L’enquête longitudinale auprès des immigrants de Statistique Canada (2005) montre que les réfugiés sont la catégorie, avec les immigrants économiques qui a rencontré au Canada le plus de difficultés d’accès aux services de soins de santé. Ces difficultés sont les longues listes d’attente et la disponibilité des médecins, le coût élevé des soins de santé, la barrière des langues. Ce sont surtout les réfugiés qui ont considéré le plus le coût élevé des services de santé comme un problème sérieux et la barrière des langues comme le problème le plus grave.
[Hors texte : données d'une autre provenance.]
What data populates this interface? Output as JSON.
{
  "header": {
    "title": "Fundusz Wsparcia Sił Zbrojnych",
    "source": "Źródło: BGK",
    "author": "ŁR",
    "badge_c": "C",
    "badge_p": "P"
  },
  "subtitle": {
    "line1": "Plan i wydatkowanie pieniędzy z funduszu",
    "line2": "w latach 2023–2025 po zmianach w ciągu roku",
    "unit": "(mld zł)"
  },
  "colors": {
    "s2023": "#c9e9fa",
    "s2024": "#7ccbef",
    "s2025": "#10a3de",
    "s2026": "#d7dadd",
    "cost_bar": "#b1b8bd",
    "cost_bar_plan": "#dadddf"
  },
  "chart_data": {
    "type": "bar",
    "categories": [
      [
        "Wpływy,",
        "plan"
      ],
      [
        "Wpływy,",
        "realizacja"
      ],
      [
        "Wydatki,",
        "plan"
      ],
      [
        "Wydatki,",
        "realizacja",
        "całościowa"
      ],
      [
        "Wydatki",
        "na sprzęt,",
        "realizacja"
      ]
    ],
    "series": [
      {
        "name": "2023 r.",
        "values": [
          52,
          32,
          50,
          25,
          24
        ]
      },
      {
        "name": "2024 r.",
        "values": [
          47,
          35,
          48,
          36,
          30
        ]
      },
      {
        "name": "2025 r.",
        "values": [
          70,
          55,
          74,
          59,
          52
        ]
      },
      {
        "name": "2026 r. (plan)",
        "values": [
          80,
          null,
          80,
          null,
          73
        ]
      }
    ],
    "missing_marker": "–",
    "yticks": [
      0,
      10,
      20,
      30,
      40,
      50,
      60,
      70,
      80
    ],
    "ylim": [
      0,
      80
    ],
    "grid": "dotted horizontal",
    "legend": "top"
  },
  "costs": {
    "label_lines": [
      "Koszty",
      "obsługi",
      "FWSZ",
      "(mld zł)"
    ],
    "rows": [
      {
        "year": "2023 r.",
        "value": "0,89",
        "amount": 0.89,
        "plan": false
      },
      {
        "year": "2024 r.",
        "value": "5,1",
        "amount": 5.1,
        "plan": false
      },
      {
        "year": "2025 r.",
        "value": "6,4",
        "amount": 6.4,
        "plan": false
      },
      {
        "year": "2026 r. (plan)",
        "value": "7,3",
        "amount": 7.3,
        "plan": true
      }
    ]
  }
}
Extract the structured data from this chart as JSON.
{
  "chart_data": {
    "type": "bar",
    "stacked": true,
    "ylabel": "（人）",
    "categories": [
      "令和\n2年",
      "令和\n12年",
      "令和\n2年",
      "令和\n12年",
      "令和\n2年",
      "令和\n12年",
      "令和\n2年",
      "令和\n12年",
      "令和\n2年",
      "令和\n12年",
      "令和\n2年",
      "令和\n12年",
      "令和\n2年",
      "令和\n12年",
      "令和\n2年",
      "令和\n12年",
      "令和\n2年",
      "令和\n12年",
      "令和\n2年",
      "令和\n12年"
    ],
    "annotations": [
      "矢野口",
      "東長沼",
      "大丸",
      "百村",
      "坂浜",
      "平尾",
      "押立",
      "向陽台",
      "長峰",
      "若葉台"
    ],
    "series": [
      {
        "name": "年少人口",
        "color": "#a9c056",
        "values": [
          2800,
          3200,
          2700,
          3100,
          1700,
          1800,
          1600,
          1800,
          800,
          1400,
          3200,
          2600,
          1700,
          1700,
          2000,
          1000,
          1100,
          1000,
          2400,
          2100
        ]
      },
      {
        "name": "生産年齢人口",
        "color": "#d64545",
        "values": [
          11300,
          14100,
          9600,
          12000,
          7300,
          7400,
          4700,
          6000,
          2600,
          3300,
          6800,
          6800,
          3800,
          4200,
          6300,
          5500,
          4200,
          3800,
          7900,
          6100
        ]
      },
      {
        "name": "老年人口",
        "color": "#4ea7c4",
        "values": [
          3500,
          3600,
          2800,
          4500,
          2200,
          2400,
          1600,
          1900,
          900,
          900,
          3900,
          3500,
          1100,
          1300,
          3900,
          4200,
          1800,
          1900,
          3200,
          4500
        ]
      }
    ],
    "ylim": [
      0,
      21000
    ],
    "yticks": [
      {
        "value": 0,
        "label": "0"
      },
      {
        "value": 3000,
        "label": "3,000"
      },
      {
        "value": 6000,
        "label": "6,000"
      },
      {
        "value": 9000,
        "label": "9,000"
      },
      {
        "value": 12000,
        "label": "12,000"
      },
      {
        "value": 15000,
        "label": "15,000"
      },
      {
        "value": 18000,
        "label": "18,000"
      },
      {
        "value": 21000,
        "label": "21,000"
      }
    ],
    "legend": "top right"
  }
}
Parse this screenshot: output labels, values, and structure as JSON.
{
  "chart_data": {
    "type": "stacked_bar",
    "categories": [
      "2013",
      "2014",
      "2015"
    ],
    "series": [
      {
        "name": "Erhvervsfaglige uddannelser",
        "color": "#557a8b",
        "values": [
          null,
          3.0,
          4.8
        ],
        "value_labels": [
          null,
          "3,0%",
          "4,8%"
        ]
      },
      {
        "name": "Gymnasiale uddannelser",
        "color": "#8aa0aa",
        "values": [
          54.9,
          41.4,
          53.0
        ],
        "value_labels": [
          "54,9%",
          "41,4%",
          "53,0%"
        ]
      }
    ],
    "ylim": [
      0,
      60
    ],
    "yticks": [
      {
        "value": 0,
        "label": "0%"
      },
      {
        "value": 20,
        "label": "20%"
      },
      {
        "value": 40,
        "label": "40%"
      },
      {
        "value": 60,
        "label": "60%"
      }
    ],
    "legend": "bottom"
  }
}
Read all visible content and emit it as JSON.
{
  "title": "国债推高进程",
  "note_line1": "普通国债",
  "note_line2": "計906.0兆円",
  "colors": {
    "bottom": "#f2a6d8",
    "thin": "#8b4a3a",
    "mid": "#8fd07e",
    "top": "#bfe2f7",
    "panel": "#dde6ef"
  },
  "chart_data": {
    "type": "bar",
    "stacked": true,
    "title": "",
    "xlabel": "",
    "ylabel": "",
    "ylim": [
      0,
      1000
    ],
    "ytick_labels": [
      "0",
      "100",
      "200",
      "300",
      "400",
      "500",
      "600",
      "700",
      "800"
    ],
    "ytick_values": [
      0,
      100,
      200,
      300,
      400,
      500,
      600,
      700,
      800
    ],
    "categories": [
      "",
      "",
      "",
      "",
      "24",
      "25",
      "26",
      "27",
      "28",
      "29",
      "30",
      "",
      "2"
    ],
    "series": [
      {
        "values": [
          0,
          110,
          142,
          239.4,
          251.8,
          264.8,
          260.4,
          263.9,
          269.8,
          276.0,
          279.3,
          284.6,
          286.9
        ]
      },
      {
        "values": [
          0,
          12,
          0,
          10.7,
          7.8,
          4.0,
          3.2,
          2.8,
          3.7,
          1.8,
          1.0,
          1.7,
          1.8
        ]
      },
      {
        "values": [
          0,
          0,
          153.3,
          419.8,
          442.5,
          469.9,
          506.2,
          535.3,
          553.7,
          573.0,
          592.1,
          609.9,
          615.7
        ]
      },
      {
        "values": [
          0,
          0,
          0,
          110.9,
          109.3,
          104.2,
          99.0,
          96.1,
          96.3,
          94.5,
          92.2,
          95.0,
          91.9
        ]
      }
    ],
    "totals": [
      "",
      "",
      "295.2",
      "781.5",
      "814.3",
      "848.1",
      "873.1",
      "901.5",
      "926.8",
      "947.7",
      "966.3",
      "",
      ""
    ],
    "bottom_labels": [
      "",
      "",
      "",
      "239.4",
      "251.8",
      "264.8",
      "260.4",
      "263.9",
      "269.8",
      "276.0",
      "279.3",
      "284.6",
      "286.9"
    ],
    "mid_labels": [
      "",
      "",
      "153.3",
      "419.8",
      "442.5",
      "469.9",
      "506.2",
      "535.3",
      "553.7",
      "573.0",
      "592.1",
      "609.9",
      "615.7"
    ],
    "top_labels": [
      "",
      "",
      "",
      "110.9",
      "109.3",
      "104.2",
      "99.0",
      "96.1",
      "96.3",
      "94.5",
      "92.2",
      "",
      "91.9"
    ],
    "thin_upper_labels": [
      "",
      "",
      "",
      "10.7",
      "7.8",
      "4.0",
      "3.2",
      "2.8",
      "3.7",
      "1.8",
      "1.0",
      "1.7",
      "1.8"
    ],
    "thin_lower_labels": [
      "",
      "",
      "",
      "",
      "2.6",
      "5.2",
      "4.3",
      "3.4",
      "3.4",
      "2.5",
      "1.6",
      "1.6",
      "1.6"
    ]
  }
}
Sur le terrain, on observe neuf facteurs pouvant nuire à l’accessibilité des personnes immigrantes allophones aux soins de santé et aux services sociaux (Rottmann-Aubé 2014). Ils sont l’origine ethnoculturelle

de la personne, son statut d’immigrant, par exemple réfugié, parrainé, réunion familiale, sa condition pré- migratoire, le fait d’avoir vécu des expériences traumatisantes, sa condition socioéconomique, les barrières linguistiques, sa conception de la santé et des maladies, ses croyances religieuses, certains facteurs génétiques et les maladies ethno-spécifiques, ainsi que les barrières structurelles dans les services publics. Rottmann-Aubé (2014) ajoute aussi que la période dans laquelle s’est effectuée l’immigration. On sait par exemple que les personnes arrivées dans les années 40 avaient accès à moins de services. Ces facteurs selon leurs combinaisons pouvant être différentes et multiples auraient un effet négatif multiplicateur (Ibid.).